So there were two things on my mind.
The first is Japanese games; I was listening to the Japanese version of the Dragon's dogma OP. I'll give Capcom this much, just like Sengoku Basara 3 used T.M.Revolution's English vocals, the English version has B'z singing in English. Now we have a bit of a problem, why make a Japanese band sing a Japanese song in English? Its hard to even understand whats being said and for the most part its gibberish. Why? Dragon's Dogma (like Dark Souls and Xanadu) is similar to many RPGs made in the west and even started with a western idea. Thing is, you still have a Japanese band performing the intro song that has lyrics. Which leads me to my point. Be Japanese. The west is the west, trying to be like the west is pointless. So many Japanese studios keep trying to make these games that appeal to westerners but in the end they often fall flat because they are neither distinctly Eastern or Western. The Japanese often pride themselves on taking ideas and making them better, that is perhaps its olden tradition and it should be no different for gaming. Take the ideas that are being introduced and instead of trying to copy them, make them better. We got stuff like Record of Lodoss War, Final Fantasy, and ESPECIALLY Shin Megami Tensei from games like DnD, Ultima and Wizardry and I think if Capcom threw its support behind Dragon's Dogma and decided to evolve the genre it could be something special, instead its mostly half cooked ideas taken from other games with the original ideas muddled and hidden by bugs or straight up bad decisions.

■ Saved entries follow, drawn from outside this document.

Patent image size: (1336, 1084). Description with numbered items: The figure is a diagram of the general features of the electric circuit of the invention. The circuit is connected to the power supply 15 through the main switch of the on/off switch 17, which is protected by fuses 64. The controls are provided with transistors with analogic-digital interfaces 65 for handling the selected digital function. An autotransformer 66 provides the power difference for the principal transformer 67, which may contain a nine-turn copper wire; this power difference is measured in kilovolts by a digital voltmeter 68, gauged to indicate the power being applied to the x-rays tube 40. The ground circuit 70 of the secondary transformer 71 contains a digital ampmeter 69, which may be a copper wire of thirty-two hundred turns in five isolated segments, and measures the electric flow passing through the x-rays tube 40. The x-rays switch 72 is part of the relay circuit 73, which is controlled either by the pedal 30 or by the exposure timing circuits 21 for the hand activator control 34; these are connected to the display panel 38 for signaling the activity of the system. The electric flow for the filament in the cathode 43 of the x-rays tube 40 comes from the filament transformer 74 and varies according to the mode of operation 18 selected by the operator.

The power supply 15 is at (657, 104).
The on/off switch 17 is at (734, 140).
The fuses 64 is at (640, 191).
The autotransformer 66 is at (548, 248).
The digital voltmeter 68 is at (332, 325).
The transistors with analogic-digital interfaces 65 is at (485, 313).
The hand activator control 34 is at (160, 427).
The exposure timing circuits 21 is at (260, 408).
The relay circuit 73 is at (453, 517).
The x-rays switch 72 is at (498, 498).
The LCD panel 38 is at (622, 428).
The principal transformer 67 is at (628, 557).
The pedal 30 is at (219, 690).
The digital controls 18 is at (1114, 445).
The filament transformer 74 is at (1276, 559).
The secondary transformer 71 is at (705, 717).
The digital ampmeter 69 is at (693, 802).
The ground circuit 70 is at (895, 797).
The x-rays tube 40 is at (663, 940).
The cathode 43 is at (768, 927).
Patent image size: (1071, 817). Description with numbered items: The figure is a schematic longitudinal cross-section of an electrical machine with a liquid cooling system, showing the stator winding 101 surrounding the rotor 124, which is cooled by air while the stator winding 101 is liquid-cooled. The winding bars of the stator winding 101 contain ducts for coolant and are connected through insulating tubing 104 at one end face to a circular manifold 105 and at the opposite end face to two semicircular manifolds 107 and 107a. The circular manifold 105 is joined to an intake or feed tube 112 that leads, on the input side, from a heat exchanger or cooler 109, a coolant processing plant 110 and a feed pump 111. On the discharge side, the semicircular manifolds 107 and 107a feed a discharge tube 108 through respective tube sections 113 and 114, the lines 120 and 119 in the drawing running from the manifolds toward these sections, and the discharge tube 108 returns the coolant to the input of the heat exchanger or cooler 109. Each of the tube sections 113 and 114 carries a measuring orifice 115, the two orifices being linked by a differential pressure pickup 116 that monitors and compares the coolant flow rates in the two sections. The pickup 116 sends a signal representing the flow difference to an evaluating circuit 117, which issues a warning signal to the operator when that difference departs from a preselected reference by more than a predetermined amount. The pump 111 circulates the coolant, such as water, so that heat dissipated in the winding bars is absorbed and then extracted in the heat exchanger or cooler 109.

The other thing that will inevitably make this a massive wall of text is teaching in games. So many games suck at it. I'm pretty sure a few of you guys got stuck in Arkham city because you forgot how to slide, theres no shame alot of people have. The reason why is simple, they never drill it in. You do it once as part of a tutorial and thats that. Instead you should do it a few times, get used to it and then keep it relevant by adding it once or twice to every "dungeon". Zelda is no different. Fi in is so completely useless because she'll tell you how to press a button but won't tell you button combinations. Rolling a damn bomb requires 2 motions and a button press, why tell the player after its necessary to use this? While searching for the Earth Temple Link needs to roll a bomb across some bones and explode a platform. Fi does not tell you how to roll bombs there? NONONO, instead she teaches you to roll bombs when you reach a hill which is beyond the bone bridge. This isn't a puzzle, its obscurity. The player isn't properly taught what powers they have, and they have no real guide for experimentation. Hitting every button shouldn't be the way to figure out a puzzle. Lets take, Lufia as an example. it has puzzle and specific items for use in dungeons, however the item is a one button thing. You can say "I placed a bomb here" you don't need to worry about rolling, throwing or anything like that until the game specifically gives you a power to do that, and often the game makes you use that power to get out of the room. Metroid is good for that as well. Games now seem to have lost that. Not to say every old game used it, but today's games are terrible at teaching and often offer tons of tutorials that don't really teach or offer lasting advice.